History of the Olentangy
The river’s name has changed through history. Native Americans called it Keenhougheconsepung which meant “sharp more and more tool river”. This name was translated by early settlers to mean whetstone river since both groups of people used the black shale found along the river for whetstones to sharpen tools. In 1833, a legislative attempt to restore original Native American names to Ohio rivers named the river the Olentangy. The word Olentangy literally means “River Of Red Face Paint”. This name actually belonged to Big Darby Creek further to the west, where Wyandotte of the Columbus area got their red face paint. The Olentangy River should have been named the Whetstone River. The Whetstone name was assigned to the Whetstone Creek, which is the largest tributary of the Olentangy River.

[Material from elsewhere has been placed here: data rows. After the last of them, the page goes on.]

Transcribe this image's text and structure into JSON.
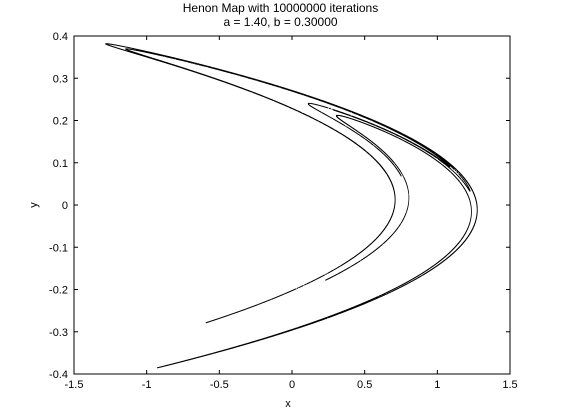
{
  "chart_data": {
    "type": "scatter",
    "title": "Henon Map with 10000000 iterations",
    "subtitle": "a = 1.40, b = 0.30000",
    "xlabel": "x",
    "ylabel": "y",
    "xlim": [
      -1.5,
      1.5
    ],
    "ylim": [
      -0.4,
      0.4
    ],
    "xticks": [
      "-1.5",
      "-1",
      "-0.5",
      "0",
      "0.5",
      "1",
      "1.5"
    ],
    "yticks": [
      "-0.4",
      "-0.3",
      "-0.2",
      "-0.1",
      "0",
      "0.1",
      "0.2",
      "0.3",
      "0.4"
    ],
    "params": {
      "a": 1.4,
      "b": 0.3
    },
    "iterations": 10000000,
    "grid": false,
    "point_color": "#000000"
  }
}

Currently, the Olentangy River flows 88.5 miles from its headwaters in the Crawford and Richland Counties through Marion and Morrow counties into Delaware. The river above the Delaware Dam is considered the upper portion and below the dam is considered the lower. The Olentangy ends in the Franklin county at the confluence with the Scioto River in downtown Columbus. In all, the river has a drainage area of 543 square miles.
A Scenic River
The Olentangy River was the third river in Ohio to receive the “scenic” designation by the Ohio Department of Natural Resources in 1973. The 22-mile designation runs from the Delaware Dam to the old Wilson Bridge Road in Worthington.
Geology of the area
The ancient bedrock of Ohio is sedimentary. These limestone and shale deposits were formed over eons by the deposition of materials in compacted layers. Glaciers covered the area about 16,000 years ago leaving glacial till and end moraines behind.

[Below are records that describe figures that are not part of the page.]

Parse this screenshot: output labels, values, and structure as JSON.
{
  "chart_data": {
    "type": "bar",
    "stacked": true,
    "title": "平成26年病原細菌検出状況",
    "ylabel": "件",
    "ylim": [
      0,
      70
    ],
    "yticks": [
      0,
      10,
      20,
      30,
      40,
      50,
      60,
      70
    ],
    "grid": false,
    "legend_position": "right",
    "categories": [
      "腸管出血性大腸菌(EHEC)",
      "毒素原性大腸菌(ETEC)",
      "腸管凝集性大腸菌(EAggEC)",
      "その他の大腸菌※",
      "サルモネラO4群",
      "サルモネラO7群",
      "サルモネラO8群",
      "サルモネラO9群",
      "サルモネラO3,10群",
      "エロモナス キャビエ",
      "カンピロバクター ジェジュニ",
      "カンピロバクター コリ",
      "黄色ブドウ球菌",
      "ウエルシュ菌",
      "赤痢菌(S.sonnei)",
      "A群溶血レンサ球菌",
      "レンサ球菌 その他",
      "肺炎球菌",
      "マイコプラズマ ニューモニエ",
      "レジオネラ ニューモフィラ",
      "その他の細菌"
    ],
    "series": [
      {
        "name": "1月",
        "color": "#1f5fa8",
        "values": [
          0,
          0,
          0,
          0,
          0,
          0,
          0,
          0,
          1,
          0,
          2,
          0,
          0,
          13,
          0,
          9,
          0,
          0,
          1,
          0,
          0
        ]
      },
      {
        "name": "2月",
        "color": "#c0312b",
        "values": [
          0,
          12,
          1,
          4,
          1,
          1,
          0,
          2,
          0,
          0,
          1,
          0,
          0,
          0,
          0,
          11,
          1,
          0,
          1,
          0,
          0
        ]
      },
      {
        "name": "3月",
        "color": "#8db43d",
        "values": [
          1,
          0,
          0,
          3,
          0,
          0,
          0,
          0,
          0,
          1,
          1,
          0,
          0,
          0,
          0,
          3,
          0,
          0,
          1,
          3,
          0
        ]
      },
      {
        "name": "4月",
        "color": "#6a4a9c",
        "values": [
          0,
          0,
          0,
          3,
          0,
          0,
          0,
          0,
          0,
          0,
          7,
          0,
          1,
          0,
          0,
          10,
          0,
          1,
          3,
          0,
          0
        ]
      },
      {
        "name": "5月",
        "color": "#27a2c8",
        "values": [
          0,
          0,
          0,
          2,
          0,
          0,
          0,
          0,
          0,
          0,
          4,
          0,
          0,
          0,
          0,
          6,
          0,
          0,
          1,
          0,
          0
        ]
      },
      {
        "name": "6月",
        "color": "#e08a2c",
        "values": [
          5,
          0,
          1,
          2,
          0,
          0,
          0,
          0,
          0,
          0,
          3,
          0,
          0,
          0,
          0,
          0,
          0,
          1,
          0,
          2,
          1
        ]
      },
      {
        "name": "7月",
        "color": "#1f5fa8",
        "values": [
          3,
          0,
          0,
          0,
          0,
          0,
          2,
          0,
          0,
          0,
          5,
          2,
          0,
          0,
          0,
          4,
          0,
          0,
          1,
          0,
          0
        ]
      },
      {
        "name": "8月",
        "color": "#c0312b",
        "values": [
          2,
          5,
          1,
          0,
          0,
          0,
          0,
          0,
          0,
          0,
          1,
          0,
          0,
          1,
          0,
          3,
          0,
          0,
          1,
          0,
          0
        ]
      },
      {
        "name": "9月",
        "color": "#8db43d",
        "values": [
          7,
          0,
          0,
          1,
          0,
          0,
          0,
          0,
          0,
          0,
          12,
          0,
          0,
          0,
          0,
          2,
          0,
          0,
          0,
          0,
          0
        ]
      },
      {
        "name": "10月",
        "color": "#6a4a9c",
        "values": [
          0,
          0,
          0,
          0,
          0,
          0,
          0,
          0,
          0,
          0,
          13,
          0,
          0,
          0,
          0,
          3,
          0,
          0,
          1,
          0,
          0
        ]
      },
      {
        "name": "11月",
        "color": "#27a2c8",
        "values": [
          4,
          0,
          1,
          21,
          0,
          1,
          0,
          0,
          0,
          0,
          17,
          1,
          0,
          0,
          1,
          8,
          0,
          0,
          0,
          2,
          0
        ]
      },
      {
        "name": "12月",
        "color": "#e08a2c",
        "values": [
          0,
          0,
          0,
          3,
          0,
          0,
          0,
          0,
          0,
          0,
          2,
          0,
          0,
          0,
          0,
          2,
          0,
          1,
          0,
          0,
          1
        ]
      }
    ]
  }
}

Prehistoric and natural history
Prairies, wetlands and forests once covered the watershed of the Olentangy River. Prairies covered portions of the western side of the watershed throughout what is now Crawford and Marion County. Most of the watershed within Morrow and Delaware Counties was forested. The Wetland areas were found throughout the watershed. At the end of the ice age the nomadic Paleo-Indians were present in this part of Ohio probably hunting large animals such as mastodon. The Paleo were followed by the Archaic Indians who disappeared by about 1000 BC. The Archaic were replaced by the mound building Indians who had more sophisticated cultures. First the Adena, and then the Hopewell, whom disappeared long before any of the historic Indians arrived in Ohio.